Od 1989 do 2020 r. na krajowych aukcjach sprzedano 173 dzieła w cenach wyższych niż 1 mln zł. Z tego tylko w minionym roku sprzedano 46 dzieł droższych niż milion. Zatem w ciągu jednego roku ustanowiono jedną czwartą rekordów cenowych za całe 30-lecie. Czy coś może lepiej charakteryzować gorączkę wzrostu na krajowym rynku sztuki?
Karnawał online
Liczby pochodzą z raportu za ubiegły rok. Raport przygotowuje jak co roku portal rynku sztuki Artinfo.pl. Raport ukaże się do końca marca.
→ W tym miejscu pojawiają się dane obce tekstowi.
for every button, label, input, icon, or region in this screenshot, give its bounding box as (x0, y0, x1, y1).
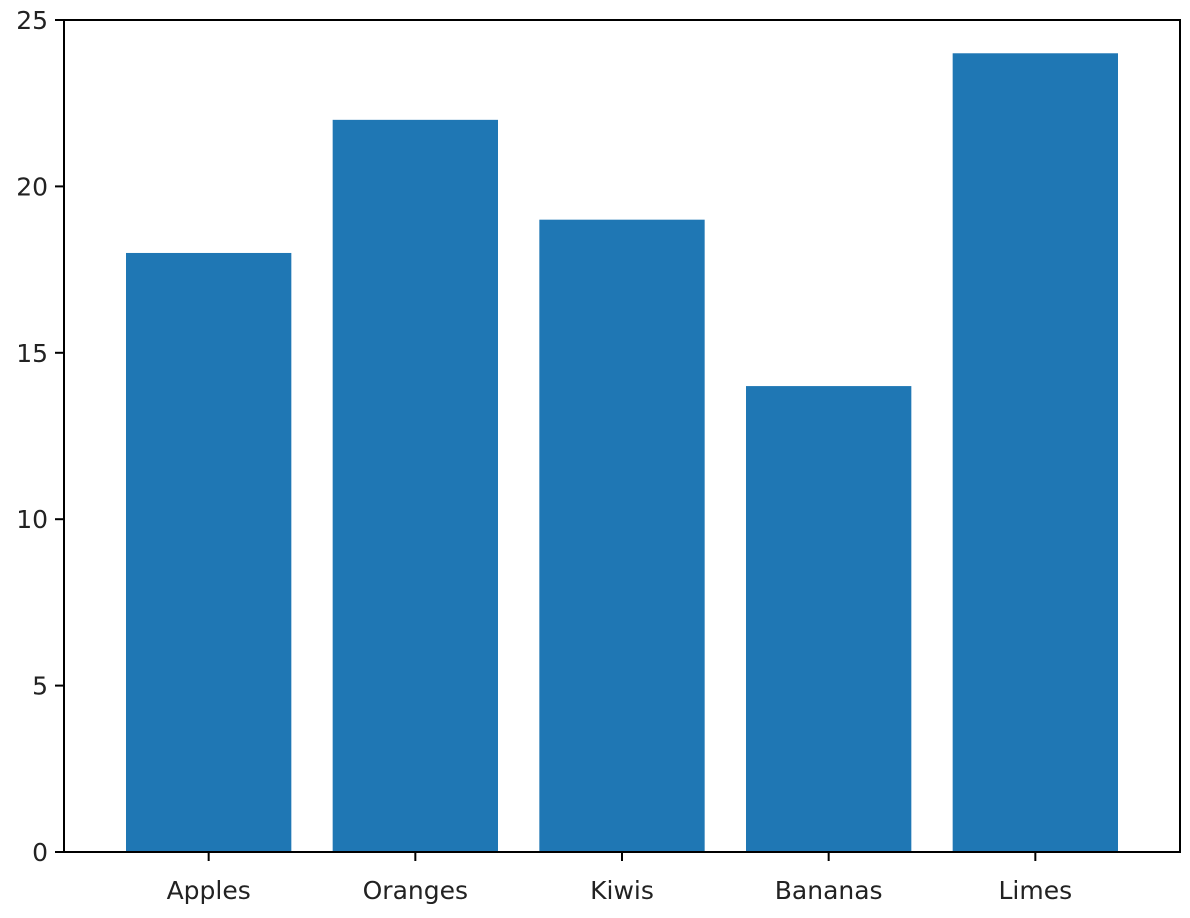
x-axis: Apples Oranges Kiwis Bananas Limes (167, 852, 1073, 905)
bar-kiwis (539, 219, 705, 852)
bar-oranges (332, 119, 498, 853)
bar-limes (952, 53, 1118, 852)
x-tick-label: Apples (167, 876, 251, 905)
y-tick-label: 5 (32, 672, 48, 701)
y-tick-label: 20 (16, 172, 48, 201)
y-tick-label: 10 (16, 505, 48, 534)
x-tick-label: Bananas (775, 876, 883, 905)
bar-bananas (746, 386, 912, 852)
y-axis: 0 5 10 15 20 25 (16, 6, 64, 867)
x-tick-label: Kiwis (590, 876, 654, 905)
y-tick-label: 25 (16, 6, 48, 35)
bars-layer (126, 53, 1118, 853)
y-tick-label: 0 (32, 838, 48, 867)
plot-frame (63, 19, 1181, 853)
x-tick-label: Limes (999, 876, 1073, 905)
y-tick-label: 15 (16, 339, 48, 368)
bar-apples (126, 252, 292, 852)
x-tick-label: Oranges (363, 876, 468, 905)
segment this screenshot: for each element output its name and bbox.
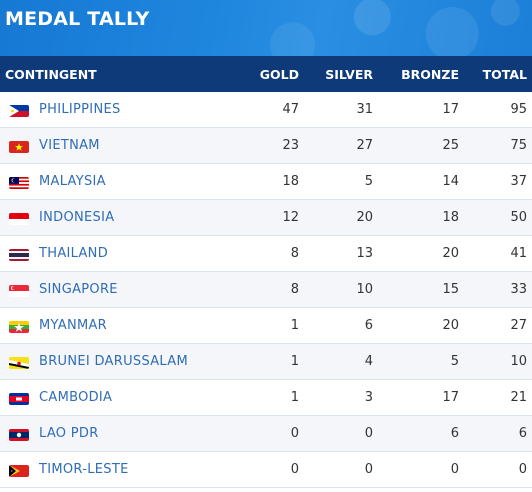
- total-count: 27: [510, 318, 527, 333]
- total-count: 37: [510, 174, 527, 189]
- silver-count: 6: [364, 318, 373, 333]
- bronze-count: 20: [442, 246, 459, 261]
- silver-count: 13: [356, 246, 373, 261]
- country-name[interactable]: SINGAPORE: [39, 282, 118, 297]
- total-count: 41: [510, 246, 527, 261]
- silver-count: 5: [364, 174, 373, 189]
- total-count: 33: [510, 282, 527, 297]
- myanmar-flag-icon: [9, 321, 29, 333]
- country-name[interactable]: MALAYSIA: [39, 174, 106, 189]
- total-count: 10: [510, 354, 527, 369]
- table-row: MALAYSIA 18 5 14 37: [0, 164, 532, 200]
- total-count: 0: [518, 462, 527, 477]
- indonesia-flag-icon: [9, 213, 29, 225]
- table-header: CONTINGENT GOLD SILVER BRONZE TOTAL: [0, 56, 532, 92]
- silver-count: 20: [356, 210, 373, 225]
- gold-count: 0: [290, 462, 299, 477]
- table-row: SINGAPORE 8 10 15 33: [0, 272, 532, 308]
- gold-count: 1: [290, 390, 299, 405]
- thailand-flag-icon: [9, 249, 29, 261]
- brunei-flag-icon: [9, 357, 29, 369]
- total-count: 95: [510, 102, 527, 117]
- bronze-count: 0: [450, 462, 459, 477]
- timor-leste-flag-icon: [9, 465, 29, 477]
- bronze-count: 6: [450, 426, 459, 441]
- vietnam-flag-icon: [9, 141, 29, 153]
- bronze-count: 18: [442, 210, 459, 225]
- country-name[interactable]: CAMBODIA: [39, 390, 113, 405]
- silver-count: 0: [364, 426, 373, 441]
- table-row: TIMOR-LESTE 0 0 0 0: [0, 452, 532, 488]
- gold-count: 1: [290, 318, 299, 333]
- bronze-count: 17: [442, 102, 459, 117]
- silver-count: 4: [364, 354, 373, 369]
- country-name[interactable]: VIETNAM: [39, 138, 100, 153]
- column-header-silver[interactable]: SILVER: [325, 67, 373, 82]
- table-row: INDONESIA 12 20 18 50: [0, 200, 532, 236]
- cambodia-flag-icon: [9, 393, 29, 405]
- medal-tally-banner: MEDAL TALLY: [0, 0, 532, 56]
- country-name[interactable]: PHILIPPINES: [39, 102, 121, 117]
- gold-count: 1: [290, 354, 299, 369]
- total-count: 21: [510, 390, 527, 405]
- column-header-bronze[interactable]: BRONZE: [401, 67, 459, 82]
- country-name[interactable]: BRUNEI DARUSSALAM: [39, 354, 188, 369]
- gold-count: 18: [282, 174, 299, 189]
- silver-count: 0: [364, 462, 373, 477]
- laos-flag-icon: [9, 429, 29, 441]
- singapore-flag-icon: [9, 285, 29, 297]
- country-name[interactable]: THAILAND: [39, 246, 109, 261]
- silver-count: 10: [356, 282, 373, 297]
- column-header-total[interactable]: TOTAL: [482, 67, 527, 82]
- country-name[interactable]: LAO PDR: [39, 426, 99, 441]
- bronze-count: 14: [442, 174, 459, 189]
- gold-count: 47: [282, 102, 299, 117]
- philippines-flag-icon: [9, 105, 29, 117]
- gold-count: 8: [290, 246, 299, 261]
- page-title: MEDAL TALLY: [5, 8, 150, 30]
- bronze-count: 20: [442, 318, 459, 333]
- total-count: 6: [518, 426, 527, 441]
- country-name[interactable]: MYANMAR: [39, 318, 108, 333]
- table-row: VIETNAM 23 27 25 75: [0, 128, 532, 164]
- table-row: BRUNEI DARUSSALAM 1 4 5 10: [0, 344, 532, 380]
- column-header-gold[interactable]: GOLD: [259, 67, 299, 82]
- total-count: 50: [510, 210, 527, 225]
- table-row: PHILIPPINES 47 31 17 95: [0, 92, 532, 128]
- gold-count: 12: [282, 210, 299, 225]
- gold-count: 23: [282, 138, 299, 153]
- table-row: THAILAND 8 13 20 41: [0, 236, 532, 272]
- bronze-count: 15: [442, 282, 459, 297]
- gold-count: 0: [290, 426, 299, 441]
- bronze-count: 25: [442, 138, 459, 153]
- table-row: LAO PDR 0 0 6 6: [0, 416, 532, 452]
- table-row: MYANMAR 1 6 20 27: [0, 308, 532, 344]
- table-row: CAMBODIA 1 3 17 21: [0, 380, 532, 416]
- malaysia-flag-icon: [9, 177, 29, 189]
- bronze-count: 17: [442, 390, 459, 405]
- silver-count: 3: [364, 390, 373, 405]
- medal-table-body: PHILIPPINES 47 31 17 95 VIETNAM 23 27 25…: [0, 92, 532, 488]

Zapewne w empikach można jeszcze upolować raport za 2019 r. Jego wydanie opóźniło się z powodu pandemii. To właściwie album, gdzie oprócz tabel, wykresów i analiz znajdziemy setki ilustracji.
W życiu społecznym dominuje czarnowidztwo. Na przykład nie mamy złudzeń co do jakości państwowej służby zdrowia. Natomiast na rynku sztuki od początku ubiegłego roku trwa karnawał. Po przejściu na handel online Polacy wykupują wszystko co się da. Jak długo jeszcze?
Rekordy cenowe na aukcjach notowane są najczęściej w drugiej połowie roku, zwykle w grudniu. Natomiast teraz już w styczniu mamy rekordowe ceny. Tydzień temu Sopocki Dom Aukcyjny za wysoką cenę 235 tys. zł sprzedał portret namalowany przez Witkacego (www.sda.pl).
Witkacy namalował tysiące portretów. Czy to oznacza, że za najlepsze z nich trzeba będzie teraz płacić ponad 200 tys. zł?